Sagar has taken a similar approach to Brownell’s and focuses on environmental advocacy. During his undergraduate work at the College of Engineering-Pune, India, he became involved with the social service group Spandan. He volunteered at blood donation and social service camps, counseling programs and provided education to underprivileged school children. During his fourth year, he took over leadership of the Spandan team and was awarded with the pioneer award for Best Outgoing Social Worker in recognition of his commitment and direction of the team. He was also responsible for establishing “Sagar Mitra,” a project focused on significantly reducing river pollution through plastic recycling.
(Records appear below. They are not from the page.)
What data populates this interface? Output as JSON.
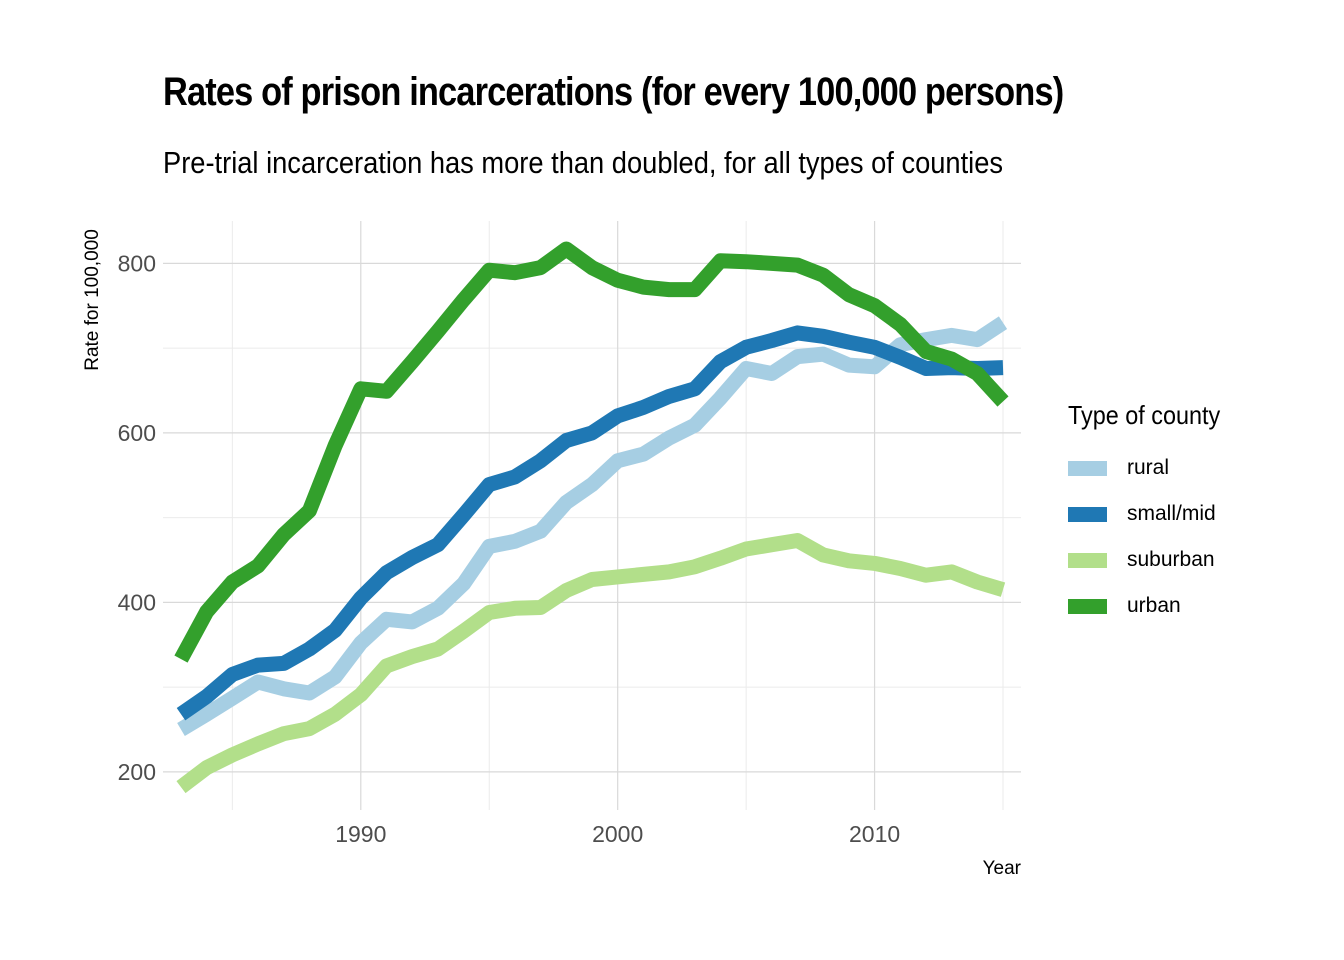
{
  "chart_data": {
    "type": "line",
    "title": "Rates of prison incarcerations (for every 100,000 persons)",
    "subtitle": "Pre-trial incarceration has more than doubled, for all types of counties",
    "xlabel": "Year",
    "ylabel": "Rate for 100,000",
    "xlim": [
      1982.3,
      2015.7
    ],
    "ylim": [
      155,
      850
    ],
    "x_ticks": [
      1990,
      2000,
      2010
    ],
    "x_minor_ticks": [
      1985,
      1995,
      2005,
      2015
    ],
    "y_ticks": [
      200,
      400,
      600,
      800
    ],
    "y_minor_ticks": [
      300,
      500,
      700
    ],
    "grid": true,
    "legend_title": "Type of county",
    "legend_position": "right",
    "x": [
      1983,
      1984,
      1985,
      1986,
      1987,
      1988,
      1989,
      1990,
      1991,
      1992,
      1993,
      1994,
      1995,
      1996,
      1997,
      1998,
      1999,
      2000,
      2001,
      2002,
      2003,
      2004,
      2005,
      2006,
      2007,
      2008,
      2009,
      2010,
      2011,
      2012,
      2013,
      2014,
      2015
    ],
    "series": [
      {
        "name": "rural",
        "color": "#a6cee3",
        "values": [
          250,
          268,
          287,
          306,
          298,
          293,
          312,
          352,
          380,
          377,
          393,
          422,
          466,
          472,
          484,
          518,
          539,
          567,
          575,
          594,
          609,
          641,
          676,
          670,
          690,
          693,
          680,
          678,
          704,
          710,
          715,
          710,
          730
        ]
      },
      {
        "name": "small/mid",
        "color": "#1f78b4",
        "values": [
          268,
          289,
          315,
          326,
          328,
          345,
          367,
          405,
          435,
          453,
          468,
          503,
          539,
          548,
          567,
          591,
          600,
          620,
          630,
          643,
          652,
          684,
          701,
          709,
          718,
          714,
          707,
          701,
          689,
          676,
          677,
          676,
          677
        ]
      },
      {
        "name": "suburban",
        "color": "#b2df8a",
        "values": [
          182,
          205,
          220,
          233,
          245,
          251,
          268,
          291,
          325,
          336,
          345,
          366,
          388,
          393,
          394,
          414,
          427,
          430,
          433,
          436,
          442,
          452,
          463,
          468,
          473,
          456,
          449,
          446,
          440,
          432,
          436,
          424,
          415
        ]
      },
      {
        "name": "urban",
        "color": "#33a02c",
        "values": [
          333,
          389,
          424,
          443,
          480,
          508,
          585,
          652,
          649,
          684,
          720,
          757,
          792,
          789,
          795,
          817,
          795,
          780,
          772,
          769,
          769,
          803,
          802,
          800,
          798,
          786,
          763,
          750,
          728,
          696,
          687,
          670,
          637
        ]
      }
    ]
  }
}
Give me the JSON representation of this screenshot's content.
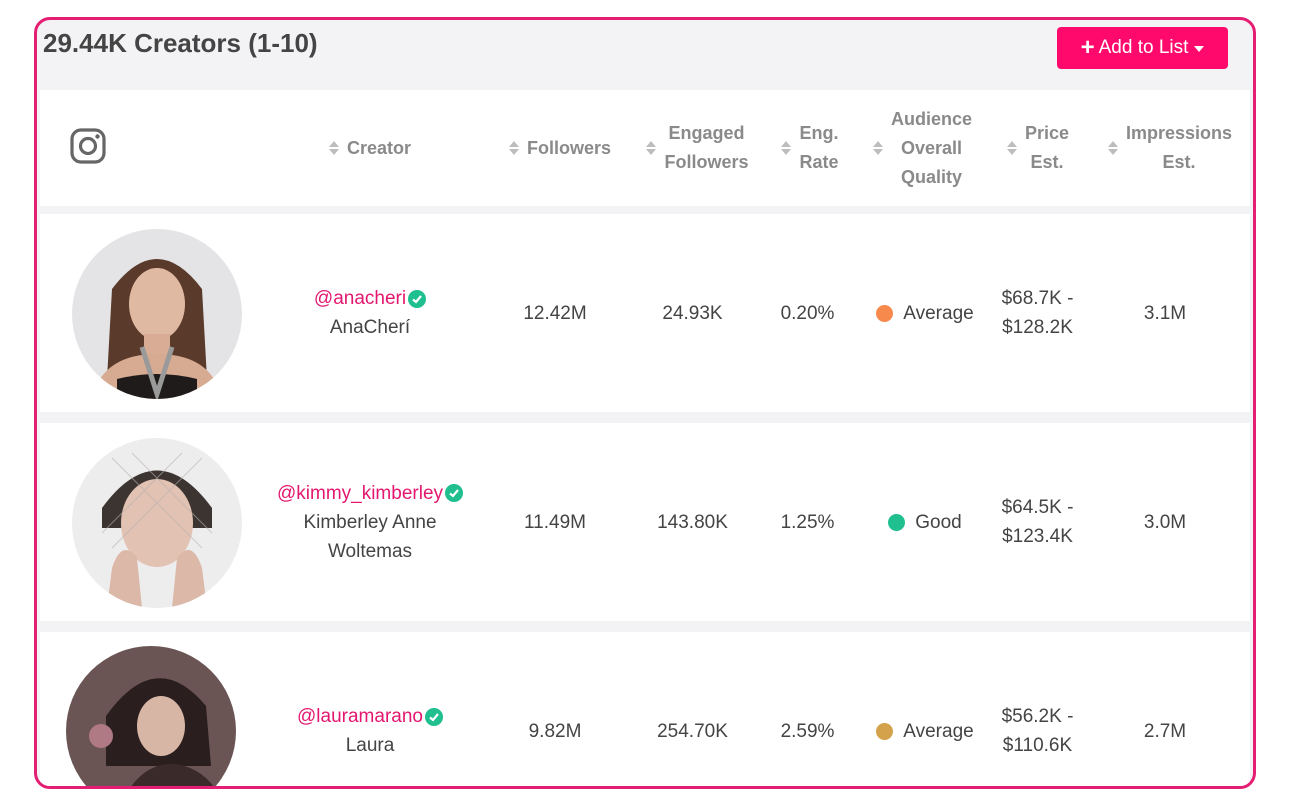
{
  "title": "29.44K Creators (1-10)",
  "add_button": {
    "label": "Add to List"
  },
  "columns": [
    "Creator",
    "Followers",
    "Engaged Followers",
    "Eng. Rate",
    "Audience Overall Quality",
    "Price Est.",
    "Impressions Est."
  ],
  "column_lines": {
    "creator": [
      "Creator"
    ],
    "followers": [
      "Followers"
    ],
    "engaged": [
      "Engaged",
      "Followers"
    ],
    "eng_rate": [
      "Eng.",
      "Rate"
    ],
    "quality": [
      "Audience",
      "Overall",
      "Quality"
    ],
    "price": [
      "Price",
      "Est."
    ],
    "impressions": [
      "Impressions",
      "Est."
    ]
  },
  "rows": [
    {
      "handle": "@anacheri",
      "name_lines": [
        "AnaCherí"
      ],
      "followers": "12.42M",
      "engaged": "24.93K",
      "eng_rate": "0.20%",
      "quality": "Average",
      "quality_color": "#f7894c",
      "price_lines": [
        "$68.7K -",
        "$128.2K"
      ],
      "impressions": "3.1M"
    },
    {
      "handle": "@kimmy_kimberley",
      "name_lines": [
        "Kimberley Anne",
        "Woltemas"
      ],
      "followers": "11.49M",
      "engaged": "143.80K",
      "eng_rate": "1.25%",
      "quality": "Good",
      "quality_color": "#1fbf8f",
      "price_lines": [
        "$64.5K -",
        "$123.4K"
      ],
      "impressions": "3.0M"
    },
    {
      "handle": "@lauramarano",
      "name_lines": [
        "Laura"
      ],
      "followers": "9.82M",
      "engaged": "254.70K",
      "eng_rate": "2.59%",
      "quality": "Average",
      "quality_color": "#d4a24a",
      "price_lines": [
        "$56.2K -",
        "$110.6K"
      ],
      "impressions": "2.7M"
    }
  ],
  "colors": {
    "accent": "#e41e73",
    "button": "#ff0a6c",
    "verified": "#1fbf8f"
  },
  "icons": {
    "platform": "instagram-icon",
    "verified": "verified-check-icon",
    "sort": "sort-icon"
  }
}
What started with a small team that went to schools to educate students about the dangers of plastic pollution to the local water supply has spread to 80,000 students in India and continues today.

At RIT, Sagar is involved in SEAL—the Student Environmental Action League, serves in Student Government as a senator for RIT’s graduate students and is a campus Admissions Ambassador. He has participated in the Alternative Spring Break program with RIT’s Leadership Institute and Community Service Center, working with the Medici Project, a Georgia-based program for at-risk youth and adults.
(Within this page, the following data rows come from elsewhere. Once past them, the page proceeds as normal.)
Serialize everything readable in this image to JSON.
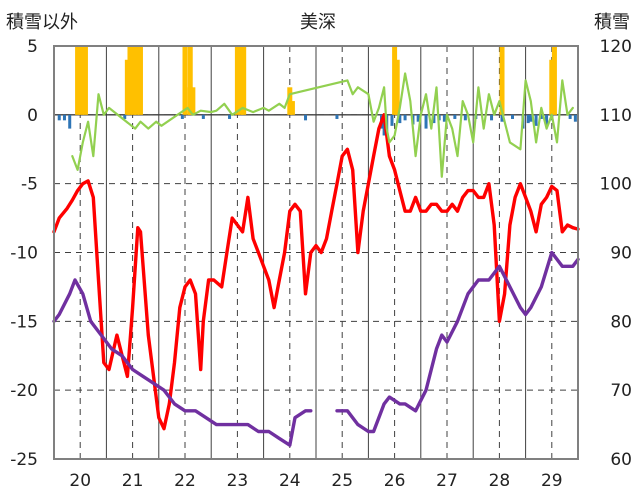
{
  "chart_data": {
    "type": "line",
    "title": "美深",
    "ylabel_left": "積雪以外",
    "ylabel_right": "積雪",
    "x_ticks": [
      "20",
      "21",
      "22",
      "23",
      "24",
      "25",
      "26",
      "27",
      "28",
      "29"
    ],
    "ylim_left": [
      -25,
      5
    ],
    "ylim_right": [
      60,
      120
    ],
    "left_ticks": [
      "5",
      "0",
      "-5",
      "-10",
      "-15",
      "-20",
      "-25"
    ],
    "right_ticks": [
      "120",
      "110",
      "100",
      "90",
      "80",
      "70",
      "60"
    ],
    "xlim": [
      19.5,
      29.5
    ],
    "grid": true,
    "colors": {
      "temperature": "#ff0000",
      "snow_depth": "#7030a0",
      "wind": "#92d050",
      "precip": "#ffc000",
      "snow_change": "#2e75b6",
      "grid": "#404040",
      "frame": "#808080"
    },
    "series": [
      {
        "key": "temperature",
        "axis": "left",
        "x": [
          19.5,
          19.6,
          19.75,
          19.85,
          19.95,
          20.05,
          20.15,
          20.25,
          20.35,
          20.45,
          20.55,
          20.7,
          20.9,
          21.0,
          21.1,
          21.15,
          21.3,
          21.5,
          21.6,
          21.7,
          21.8,
          21.9,
          22.0,
          22.1,
          22.2,
          22.3,
          22.35,
          22.45,
          22.55,
          22.7,
          22.8,
          22.9,
          23.0,
          23.1,
          23.2,
          23.3,
          23.4,
          23.5,
          23.6,
          23.7,
          23.8,
          23.9,
          24.0,
          24.1,
          24.2,
          24.3,
          24.4,
          24.5,
          24.6,
          24.7,
          24.8,
          24.9,
          25.0,
          25.1,
          25.2,
          25.3,
          25.4,
          25.5,
          25.6,
          25.7,
          25.8,
          25.9,
          26.0,
          26.1,
          26.2,
          26.3,
          26.4,
          26.5,
          26.6,
          26.7,
          26.8,
          26.9,
          27.0,
          27.1,
          27.2,
          27.3,
          27.4,
          27.5,
          27.6,
          27.7,
          27.8,
          27.9,
          28.0,
          28.1,
          28.2,
          28.3,
          28.4,
          28.5,
          28.6,
          28.7,
          28.8,
          28.9,
          29.0,
          29.1,
          29.2,
          29.3,
          29.4,
          29.5
        ],
        "y": [
          -8.5,
          -7.5,
          -6.8,
          -6.2,
          -5.5,
          -5.0,
          -4.8,
          -6.0,
          -12.0,
          -18.0,
          -18.5,
          -16.0,
          -19.0,
          -14.0,
          -8.2,
          -8.5,
          -16.0,
          -22.0,
          -22.8,
          -21.0,
          -18.0,
          -14.0,
          -12.5,
          -12.0,
          -13.0,
          -18.5,
          -15.0,
          -12.0,
          -12.0,
          -12.5,
          -10.0,
          -7.5,
          -8.0,
          -8.5,
          -6.0,
          -9.0,
          -10.0,
          -11.0,
          -12.0,
          -14.0,
          -12.0,
          -10.0,
          -7.0,
          -6.5,
          -7.0,
          -13.0,
          -10.0,
          -9.5,
          -10.0,
          -9.0,
          -7.0,
          -5.0,
          -3.0,
          -2.5,
          -4.0,
          -10.0,
          -7.0,
          -5.0,
          -3.0,
          -1.0,
          0.0,
          -3.0,
          -4.0,
          -5.5,
          -7.0,
          -7.0,
          -6.0,
          -7.0,
          -7.0,
          -6.5,
          -6.5,
          -7.0,
          -7.0,
          -6.5,
          -7.0,
          -6.0,
          -5.5,
          -5.5,
          -6.0,
          -6.0,
          -5.0,
          -8.0,
          -15.0,
          -13.0,
          -8.0,
          -6.0,
          -5.0,
          -6.0,
          -7.0,
          -8.5,
          -6.5,
          -6.0,
          -5.2,
          -5.5,
          -8.5,
          -8.0,
          -8.2,
          -8.3
        ]
      },
      {
        "key": "snow_depth",
        "axis": "right",
        "segments": [
          {
            "x": [
              19.5,
              19.6,
              19.8,
              19.9,
              20.05,
              20.2,
              20.4,
              20.6,
              20.8,
              21.0,
              21.2,
              21.4,
              21.6,
              21.8,
              22.0,
              22.2,
              22.4,
              22.6,
              22.8,
              23.0,
              23.2,
              23.4,
              23.6,
              23.8,
              24.0,
              24.1,
              24.3,
              24.4
            ],
            "y": [
              80,
              81,
              84,
              86,
              84,
              80,
              78,
              76,
              75,
              73,
              72,
              71,
              70,
              68,
              67,
              67,
              66,
              65,
              65,
              65,
              65,
              64,
              64,
              63,
              62,
              66,
              67,
              67
            ]
          },
          {
            "x": [
              24.9,
              25.1,
              25.3,
              25.5,
              25.6,
              25.8,
              25.9,
              26.1,
              26.2,
              26.4,
              26.6,
              26.8,
              26.9,
              27.0,
              27.2,
              27.4,
              27.6,
              27.8,
              28.0,
              28.2,
              28.4,
              28.5,
              28.6,
              28.8,
              29.0,
              29.2,
              29.4,
              29.5
            ],
            "y": [
              67,
              67,
              65,
              64,
              64,
              68,
              69,
              68,
              68,
              67,
              70,
              76,
              78,
              77,
              80,
              84,
              86,
              86,
              88,
              85,
              82,
              81,
              82,
              85,
              90,
              88,
              88,
              89
            ]
          }
        ]
      },
      {
        "key": "wind",
        "axis": "left",
        "x": [
          19.85,
          19.95,
          20.05,
          20.15,
          20.25,
          20.35,
          20.45,
          20.55,
          21.05,
          21.15,
          21.3,
          21.45,
          21.55,
          22.05,
          22.15,
          22.3,
          22.5,
          22.6,
          22.75,
          22.9,
          23.1,
          23.3,
          23.5,
          23.6,
          23.8,
          23.9,
          24.0,
          25.1,
          25.2,
          25.3,
          25.5,
          25.6,
          25.7,
          25.8,
          25.85,
          25.9,
          26.0,
          26.1,
          26.2,
          26.3,
          26.4,
          26.5,
          26.6,
          26.7,
          26.8,
          26.9,
          27.0,
          27.1,
          27.2,
          27.3,
          27.4,
          27.5,
          27.6,
          27.7,
          27.8,
          27.9,
          28.0,
          28.2,
          28.4,
          28.5,
          28.6,
          28.7,
          28.8,
          28.9,
          29.0,
          29.1,
          29.2,
          29.3,
          29.4
        ],
        "y": [
          -3,
          -4,
          -2,
          -0.5,
          -3,
          1.5,
          0,
          0.5,
          -1,
          -0.5,
          -1,
          -0.5,
          -0.8,
          0.5,
          0,
          0.3,
          0.2,
          0.3,
          0.8,
          0,
          0.5,
          0.2,
          0.5,
          0.3,
          0.8,
          0.5,
          1.5,
          2.5,
          1.5,
          2,
          1.5,
          -0.5,
          0.5,
          2,
          -1,
          -2,
          -1.5,
          0.5,
          3,
          1,
          -3,
          0,
          1.5,
          -1,
          2,
          -4.5,
          0,
          -1,
          -3,
          1,
          0,
          -2,
          2,
          -1,
          1.5,
          0,
          1,
          -2,
          -2.5,
          2.5,
          1,
          -2,
          0.5,
          -1,
          0,
          -2,
          2.5,
          0,
          0.5
        ]
      }
    ],
    "bars": {
      "precip": {
        "axis": "left",
        "x": [
          19.95,
          20.02,
          20.1,
          20.9,
          20.95,
          21.02,
          21.08,
          21.15,
          22.0,
          22.1,
          22.1,
          22.15,
          23.0,
          23.07,
          23.12,
          24.0,
          24.05,
          26.0,
          26.05,
          28.05,
          29.0,
          29.05
        ],
        "y": [
          5,
          5,
          5,
          4,
          5,
          5,
          5,
          5,
          5,
          5,
          2,
          2,
          5,
          5,
          5,
          2,
          1,
          5,
          4,
          5,
          4,
          5
        ]
      },
      "snow_change": {
        "axis": "left",
        "x": [
          19.6,
          19.7,
          19.8,
          20.85,
          21.95,
          22.35,
          22.85,
          24.3,
          24.9,
          25.75,
          25.8,
          25.85,
          25.95,
          26.1,
          26.2,
          26.35,
          26.45,
          26.6,
          26.75,
          26.85,
          26.95,
          27.15,
          27.35,
          27.55,
          27.85,
          28.05,
          28.25,
          28.45,
          28.55,
          28.6,
          28.7,
          28.8,
          28.9,
          29.0,
          29.35,
          29.45
        ],
        "y": [
          -0.4,
          -0.4,
          -1,
          -0.3,
          -0.3,
          -0.3,
          -0.3,
          -0.4,
          -0.3,
          -1,
          -1.5,
          -1.2,
          -0.8,
          -0.6,
          -0.4,
          -0.7,
          -0.5,
          -1,
          -0.6,
          -0.4,
          -0.5,
          -0.3,
          -0.4,
          -0.3,
          -0.4,
          -0.5,
          -0.3,
          -1,
          -0.6,
          -0.5,
          -0.8,
          -0.3,
          -0.8,
          -0.4,
          -0.3,
          -0.5
        ]
      }
    }
  }
}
“The story is still on and it will continue until my last breath, society has given me the right to live and it’s my duty to give it back to everyone,” he said.

RIT vice president emeritus Alfred Davis started a $50,000 endowment to fund the awards program. Each recipient will have the privilege of designating the endowment income to a beneficiary of his or her choice.

The Four Presidents Distinguished Public Service Award Fund was created by Davis on the occasion of the 65th year of his association with RIT to commemorate the dedication of the last four RIT presidents— Mark Ellingson, Paul Miller, M. Richard Rose and Albert Simone—in their service to the Rochester community. The award is presented annually to a member of the RIT faculty or staff whose public service and commitment mirrors that of the four presidents who worked with Davis. The Bruce R. James ’64 Distinguished Public Service Award is presented annually to an RIT student and commemorates the public service of Bruce James, chairman emeritus of the RIT Board of Trustees.